One of the topics of discussion that surfaced at last night’s meeting was the definition of podcasting.
A recent New York Post article miscommunicates the value that the experience plays in defining the medium:
Once you’ve downloaded free podcast software (like iPodder or jPodder), you subscribe to a podcast feed and upload the file directly to your MP3 player.

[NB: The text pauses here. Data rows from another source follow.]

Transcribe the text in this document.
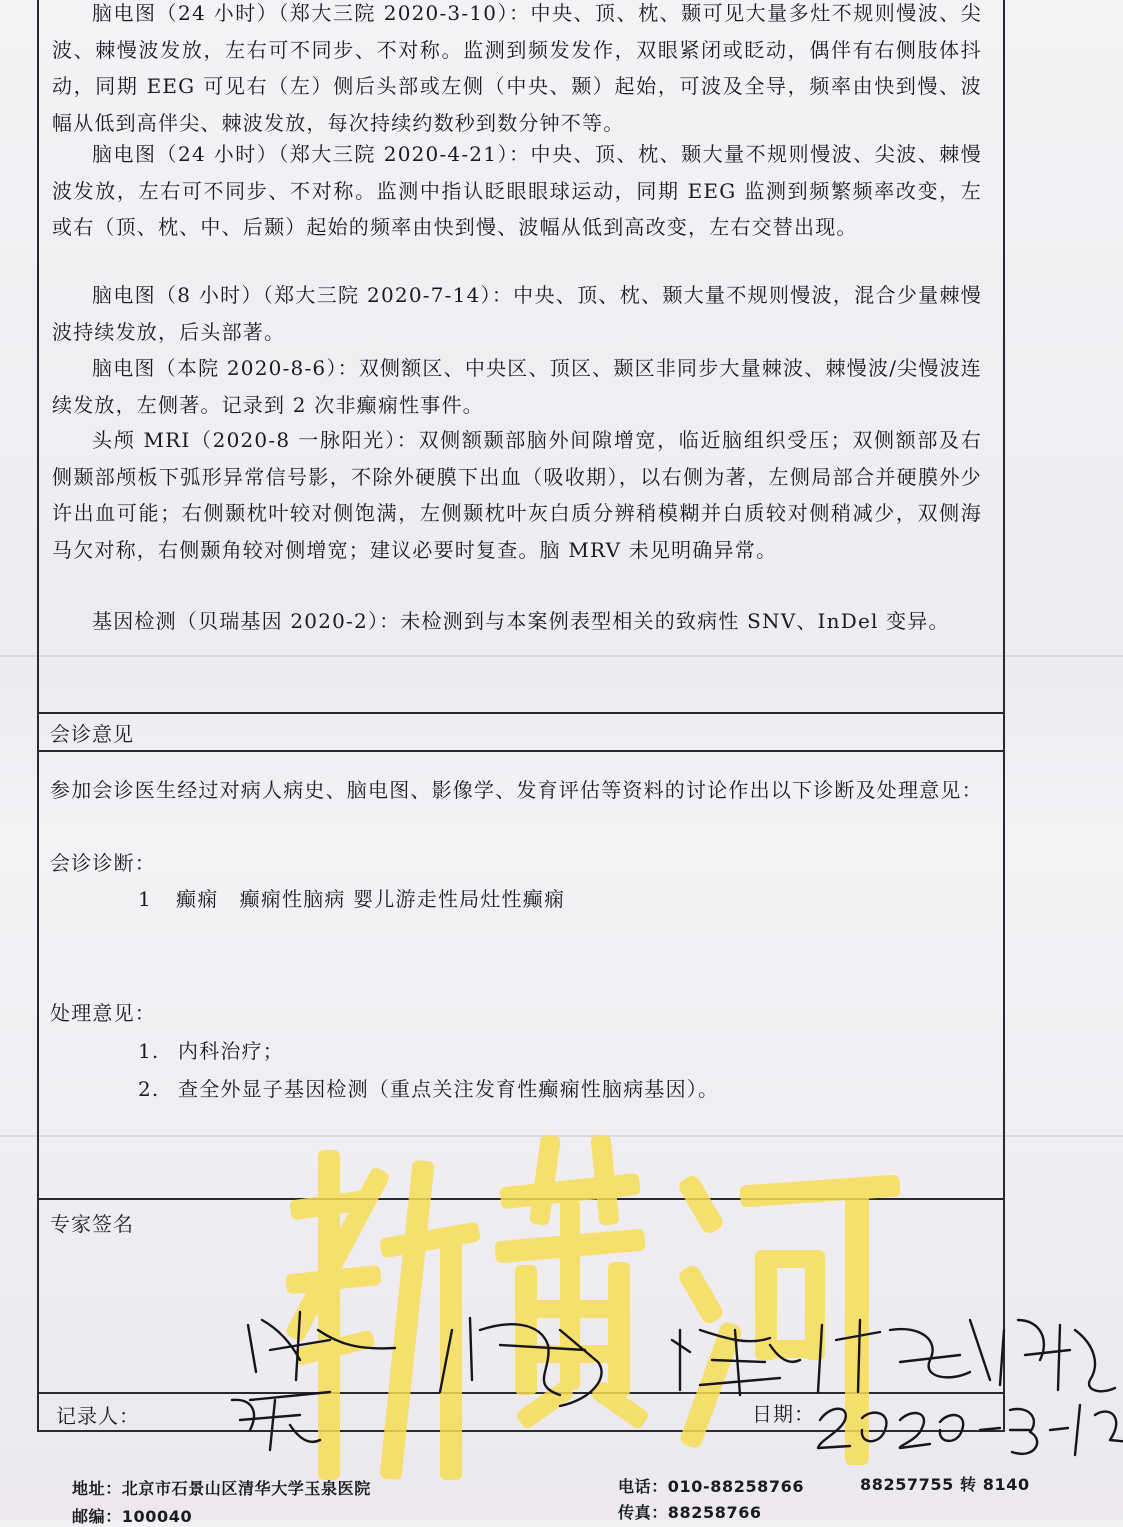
脑电图（24 小时）（郑大三院 2020-3-10）：中央、顶、枕、颞可见大量多灶不规则慢波、尖波、棘慢波发放，左右可不同步、不对称。监测到频发发作，双眼紧闭或眨动，偶伴有右侧肢体抖动，同期 EEG 可见右（左）侧后头部或左侧（中央、颞）起始，可波及全导，频率由快到慢、波幅从低到高伴尖、棘波发放，每次持续约数秒到数分钟不等。

脑电图（24 小时）（郑大三院 2020-4-21）：中央、顶、枕、颞大量不规则慢波、尖波、棘慢波发放，左右可不同步、不对称。监测中指认眨眼眼球运动，同期 EEG 监测到频繁频率改变，左或右（顶、枕、中、后颞）起始的频率由快到慢、波幅从低到高改变，左右交替出现。

脑电图（8 小时）（郑大三院 2020-7-14）：中央、顶、枕、颞大量不规则慢波，混合少量棘慢波持续发放，后头部著。

脑电图（本院 2020-8-6）：双侧额区、中央区、顶区、颞区非同步大量棘波、棘慢波/尖慢波连续发放，左侧著。记录到 2 次非癫痫性事件。

头颅 MRI（2020-8 一脉阳光）：双侧额颞部脑外间隙增宽，临近脑组织受压；双侧额部及右侧颞部颅板下弧形异常信号影，不除外硬膜下出血（吸收期），以右侧为著，左侧局部合并硬膜外少许出血可能；右侧颞枕叶较对侧饱满，左侧颞枕叶灰白质分辨稍模糊并白质较对侧稍减少，双侧海马欠对称，右侧颞角较对侧增宽；建议必要时复查。脑 MRV 未见明确异常。

基因检测（贝瑞基因 2020-2）：未检测到与本案例表型相关的致病性 SNV、InDel 变异。

会诊意见
参加会诊医生经过对病人病史、脑电图、影像学、发育评估等资料的讨论作出以下诊断及处理意见：
会诊诊断：
1 癫痫　癫痫性脑病 婴儿游走性局灶性癫痫
处理意见：
1. 内科治疗；
2. 查全外显子基因检测（重点关注发育性癫痫性脑病基因）。
专家签名
记录人：	日期：
地址：北京市石景山区清华大学玉泉医院
邮编：100040
电话：010-88258766	88257755 转 8140
传真：88258766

While it might seem like a trivial point, there’s no mention of the word automatic. The article intimates that additional action is required on the part of the listener. This is patently false. Automation is one of the key contributions to the perfect storm that has created podcasting.
Analogous to this is the concept of the DVR (TiVo, Replay, etc.). Think about it – if you had to remember to manually set the record start and end times for each show, it would just be a glorified VCR that stores its content digitally on fixed hard disks. The true, tell-all-your-friends-about-this-thing experience is in the way that a DVR allows you to record entire seasons of shows or only record new episodes or record only movies that feature Keanu Reeves. (John shudders.)
No. (But he is now.)
Audible has been offering downloadable periodic audio content (radio shows, newspapers, magazine) for years. Are they podcasting?
Also no. (Well, not yet, anyway.)
Podcasting is defined by the experience. It is the frictionless distribution of periodic audio (or video) content that seamlessly and automatically allows an audience to timeshift and/or placeshift the media of their choice.